Hussars were first introduced in our service in 1793, and Lancers after the battle of Waterloo; but so early as 1794 we had a corps of Lancers, named the British Uhlans, formed out of the remains of the French Royalist army, and which, with the Hussars of Choiseul, Salm, and Rohan, perished in the fatal expedition to Quiberon in 1796.

Uniform has ever been considered a badge alike of honour and service; thus, in the Gazette for June, 1867, we find that Her Majesty was graciously pleased to permit a retired Captain of the Edinburgh, or Queen's Own Regiment of Militia, "to retain his rank and wear his uniform in consideration of his long service in that corps."

We have had the pleasure of knowing more than one brave veteran officer, who treasured affectionately "the old red rag," in which he had followed Picton, Grahame, or the Iron Duke, and in which he had been wounded on the glorious fields of Spain or in the crowning victory of Waterloo; and in every age there has been some eccentric enthusiast who stuck manfully to fashions that had departed.

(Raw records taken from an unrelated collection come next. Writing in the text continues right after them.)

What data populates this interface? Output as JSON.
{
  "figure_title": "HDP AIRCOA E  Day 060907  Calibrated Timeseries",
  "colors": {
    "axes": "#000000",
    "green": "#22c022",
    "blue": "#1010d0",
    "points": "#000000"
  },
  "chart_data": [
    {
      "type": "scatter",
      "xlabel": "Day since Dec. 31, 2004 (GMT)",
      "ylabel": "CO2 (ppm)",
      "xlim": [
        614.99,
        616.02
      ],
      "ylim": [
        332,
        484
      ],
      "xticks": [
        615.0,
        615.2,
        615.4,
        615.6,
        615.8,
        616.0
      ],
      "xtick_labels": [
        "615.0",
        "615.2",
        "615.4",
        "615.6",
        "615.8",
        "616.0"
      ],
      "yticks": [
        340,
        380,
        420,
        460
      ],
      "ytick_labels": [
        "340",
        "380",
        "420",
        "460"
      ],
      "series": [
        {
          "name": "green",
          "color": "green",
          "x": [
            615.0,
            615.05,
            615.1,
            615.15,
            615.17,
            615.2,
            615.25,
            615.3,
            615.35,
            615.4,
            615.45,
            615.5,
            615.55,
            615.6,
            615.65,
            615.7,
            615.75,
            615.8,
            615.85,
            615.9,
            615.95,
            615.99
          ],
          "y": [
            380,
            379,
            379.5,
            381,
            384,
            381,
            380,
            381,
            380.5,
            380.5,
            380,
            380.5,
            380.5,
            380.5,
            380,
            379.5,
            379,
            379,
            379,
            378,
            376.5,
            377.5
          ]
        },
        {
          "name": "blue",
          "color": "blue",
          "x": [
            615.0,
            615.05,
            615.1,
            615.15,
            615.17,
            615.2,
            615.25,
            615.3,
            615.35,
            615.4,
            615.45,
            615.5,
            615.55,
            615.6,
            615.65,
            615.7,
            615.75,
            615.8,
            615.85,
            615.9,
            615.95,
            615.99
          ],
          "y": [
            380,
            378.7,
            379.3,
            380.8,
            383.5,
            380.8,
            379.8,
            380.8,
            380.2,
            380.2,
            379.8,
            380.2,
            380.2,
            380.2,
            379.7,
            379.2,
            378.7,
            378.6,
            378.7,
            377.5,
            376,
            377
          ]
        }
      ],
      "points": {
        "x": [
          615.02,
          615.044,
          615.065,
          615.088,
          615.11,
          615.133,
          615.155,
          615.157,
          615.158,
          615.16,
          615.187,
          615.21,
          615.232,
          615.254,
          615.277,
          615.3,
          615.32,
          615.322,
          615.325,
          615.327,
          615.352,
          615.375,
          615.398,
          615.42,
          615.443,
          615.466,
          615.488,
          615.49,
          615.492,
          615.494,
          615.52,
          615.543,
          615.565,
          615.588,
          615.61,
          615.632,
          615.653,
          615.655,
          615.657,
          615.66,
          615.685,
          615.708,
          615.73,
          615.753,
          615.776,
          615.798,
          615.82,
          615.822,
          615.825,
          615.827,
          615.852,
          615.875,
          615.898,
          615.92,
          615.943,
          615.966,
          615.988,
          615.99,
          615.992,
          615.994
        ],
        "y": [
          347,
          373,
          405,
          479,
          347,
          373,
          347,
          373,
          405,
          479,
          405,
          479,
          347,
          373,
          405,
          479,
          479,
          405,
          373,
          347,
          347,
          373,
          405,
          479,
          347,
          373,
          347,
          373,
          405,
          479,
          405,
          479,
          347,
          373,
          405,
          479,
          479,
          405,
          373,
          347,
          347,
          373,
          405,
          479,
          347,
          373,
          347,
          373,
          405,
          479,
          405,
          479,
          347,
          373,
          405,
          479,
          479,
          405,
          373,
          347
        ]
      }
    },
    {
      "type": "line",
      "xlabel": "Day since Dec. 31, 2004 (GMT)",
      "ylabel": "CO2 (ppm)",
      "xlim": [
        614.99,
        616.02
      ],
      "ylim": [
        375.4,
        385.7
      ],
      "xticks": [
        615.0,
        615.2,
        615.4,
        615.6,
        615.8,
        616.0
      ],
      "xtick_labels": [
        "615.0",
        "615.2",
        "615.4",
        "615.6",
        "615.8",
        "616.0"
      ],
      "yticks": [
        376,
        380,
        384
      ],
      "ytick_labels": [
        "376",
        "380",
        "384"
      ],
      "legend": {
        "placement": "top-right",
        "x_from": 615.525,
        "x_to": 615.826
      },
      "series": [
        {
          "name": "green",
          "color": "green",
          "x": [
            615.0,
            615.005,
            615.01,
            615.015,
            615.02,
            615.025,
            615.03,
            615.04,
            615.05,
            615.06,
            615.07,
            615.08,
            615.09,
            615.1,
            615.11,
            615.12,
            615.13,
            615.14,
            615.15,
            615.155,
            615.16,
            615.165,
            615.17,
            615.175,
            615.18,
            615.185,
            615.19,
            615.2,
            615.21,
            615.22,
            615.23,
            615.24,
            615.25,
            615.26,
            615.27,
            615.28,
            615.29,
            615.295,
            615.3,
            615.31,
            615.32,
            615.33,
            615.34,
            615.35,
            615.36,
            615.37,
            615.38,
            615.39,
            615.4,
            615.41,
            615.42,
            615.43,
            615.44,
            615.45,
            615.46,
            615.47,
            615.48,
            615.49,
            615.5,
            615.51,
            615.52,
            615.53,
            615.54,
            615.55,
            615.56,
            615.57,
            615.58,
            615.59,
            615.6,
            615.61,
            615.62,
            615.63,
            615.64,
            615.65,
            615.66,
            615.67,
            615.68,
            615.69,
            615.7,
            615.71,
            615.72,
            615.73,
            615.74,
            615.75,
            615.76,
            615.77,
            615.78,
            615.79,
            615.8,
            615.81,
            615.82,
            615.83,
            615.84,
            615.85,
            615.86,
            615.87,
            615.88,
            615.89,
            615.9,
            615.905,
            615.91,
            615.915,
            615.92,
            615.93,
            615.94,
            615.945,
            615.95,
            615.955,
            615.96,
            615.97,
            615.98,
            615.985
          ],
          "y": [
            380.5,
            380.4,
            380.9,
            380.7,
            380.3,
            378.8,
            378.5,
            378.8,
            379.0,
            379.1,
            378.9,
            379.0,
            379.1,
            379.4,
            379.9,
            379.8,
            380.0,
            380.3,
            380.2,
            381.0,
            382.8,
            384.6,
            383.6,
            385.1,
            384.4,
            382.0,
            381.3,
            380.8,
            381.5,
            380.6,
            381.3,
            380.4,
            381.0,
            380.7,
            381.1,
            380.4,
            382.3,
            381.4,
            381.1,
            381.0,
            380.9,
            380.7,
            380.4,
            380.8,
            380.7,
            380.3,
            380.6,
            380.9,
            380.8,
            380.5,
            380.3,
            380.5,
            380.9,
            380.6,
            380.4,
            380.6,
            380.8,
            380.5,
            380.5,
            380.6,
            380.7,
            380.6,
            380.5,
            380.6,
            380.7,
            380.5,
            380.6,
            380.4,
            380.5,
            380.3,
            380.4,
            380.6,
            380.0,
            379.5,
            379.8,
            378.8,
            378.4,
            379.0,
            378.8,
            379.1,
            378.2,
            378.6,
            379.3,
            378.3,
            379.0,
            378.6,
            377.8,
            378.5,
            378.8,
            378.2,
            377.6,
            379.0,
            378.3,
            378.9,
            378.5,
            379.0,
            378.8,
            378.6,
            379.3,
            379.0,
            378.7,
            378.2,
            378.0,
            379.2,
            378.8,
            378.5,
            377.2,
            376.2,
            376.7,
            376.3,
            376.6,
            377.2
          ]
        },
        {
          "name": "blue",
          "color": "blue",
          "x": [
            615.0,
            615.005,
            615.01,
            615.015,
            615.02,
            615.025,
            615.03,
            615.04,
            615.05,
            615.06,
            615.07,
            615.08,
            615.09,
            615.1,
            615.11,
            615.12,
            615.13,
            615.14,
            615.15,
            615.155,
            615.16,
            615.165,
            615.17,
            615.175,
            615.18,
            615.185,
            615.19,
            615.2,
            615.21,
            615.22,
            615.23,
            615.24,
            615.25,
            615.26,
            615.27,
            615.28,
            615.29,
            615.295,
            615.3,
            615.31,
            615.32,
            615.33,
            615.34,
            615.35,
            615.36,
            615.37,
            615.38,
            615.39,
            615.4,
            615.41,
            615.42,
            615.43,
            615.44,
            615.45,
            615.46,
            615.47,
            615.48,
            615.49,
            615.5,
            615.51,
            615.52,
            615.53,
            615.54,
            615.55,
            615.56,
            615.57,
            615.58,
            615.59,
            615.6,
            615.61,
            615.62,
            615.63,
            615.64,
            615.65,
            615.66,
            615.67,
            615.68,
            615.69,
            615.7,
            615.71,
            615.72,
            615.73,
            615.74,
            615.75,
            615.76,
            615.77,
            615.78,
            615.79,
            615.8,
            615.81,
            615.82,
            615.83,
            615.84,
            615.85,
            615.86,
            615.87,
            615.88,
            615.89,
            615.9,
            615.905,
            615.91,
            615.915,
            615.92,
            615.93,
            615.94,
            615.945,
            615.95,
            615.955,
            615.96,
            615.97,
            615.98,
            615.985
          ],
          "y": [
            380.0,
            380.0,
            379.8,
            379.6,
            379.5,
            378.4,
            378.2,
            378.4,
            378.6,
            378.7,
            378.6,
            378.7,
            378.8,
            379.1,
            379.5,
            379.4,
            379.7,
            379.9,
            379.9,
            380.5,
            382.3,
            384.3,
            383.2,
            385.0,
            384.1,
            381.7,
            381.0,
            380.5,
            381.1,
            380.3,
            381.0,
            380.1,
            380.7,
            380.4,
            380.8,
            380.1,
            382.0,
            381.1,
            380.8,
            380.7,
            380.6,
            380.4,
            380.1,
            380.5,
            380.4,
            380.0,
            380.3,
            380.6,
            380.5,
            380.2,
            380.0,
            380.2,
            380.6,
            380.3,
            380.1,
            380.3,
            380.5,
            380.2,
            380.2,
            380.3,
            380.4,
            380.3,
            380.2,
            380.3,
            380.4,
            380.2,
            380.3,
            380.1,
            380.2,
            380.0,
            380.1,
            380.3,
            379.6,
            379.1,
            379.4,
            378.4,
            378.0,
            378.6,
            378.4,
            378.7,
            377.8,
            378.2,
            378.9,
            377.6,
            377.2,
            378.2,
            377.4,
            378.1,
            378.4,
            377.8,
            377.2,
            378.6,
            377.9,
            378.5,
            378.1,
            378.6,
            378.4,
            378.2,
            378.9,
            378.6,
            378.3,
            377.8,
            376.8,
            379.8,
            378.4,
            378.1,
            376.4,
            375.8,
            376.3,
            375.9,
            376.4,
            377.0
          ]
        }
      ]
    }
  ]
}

In 1808, many an old officer would as soon have cut off his head as his pigtail when the Horse Guards ordered the army to be shorn of that remarkable appendage. Old Sir Thomas Dalyell, of Binns (first Colonel of the Scots Greys), who rode yearly to London to kiss the hand of King Charles II., adhered to the close-sleeved doublet of the days of James VI. This, with his portentous vow-beard (which he had sworn never to cut after the execution of Charles I), "when he was in London never failed to draw after him a great crowd of boys, who constantly attended him at his lodgings, and followed him with huzzas as he went to Court and returned from it. As he was a man of humour, he would always thank them for their civilities when he left them at the door to go to the King, and would let them know exactly at what hour he intended to come out again and return to his lodgings." (Memoirs of Captain Crichton, the Cavalier Trooper.)

General Preston, who commanded the same regiment in the Seven Years' War, and who died colonel of it, at Bath in 1785, was the last British officer who wore a buff coat. An officer who served with him records that at the capture of Zerenberg, Preston received more than a dozen of sword-cuts, which fell harmlessly on his "buff-jerkin."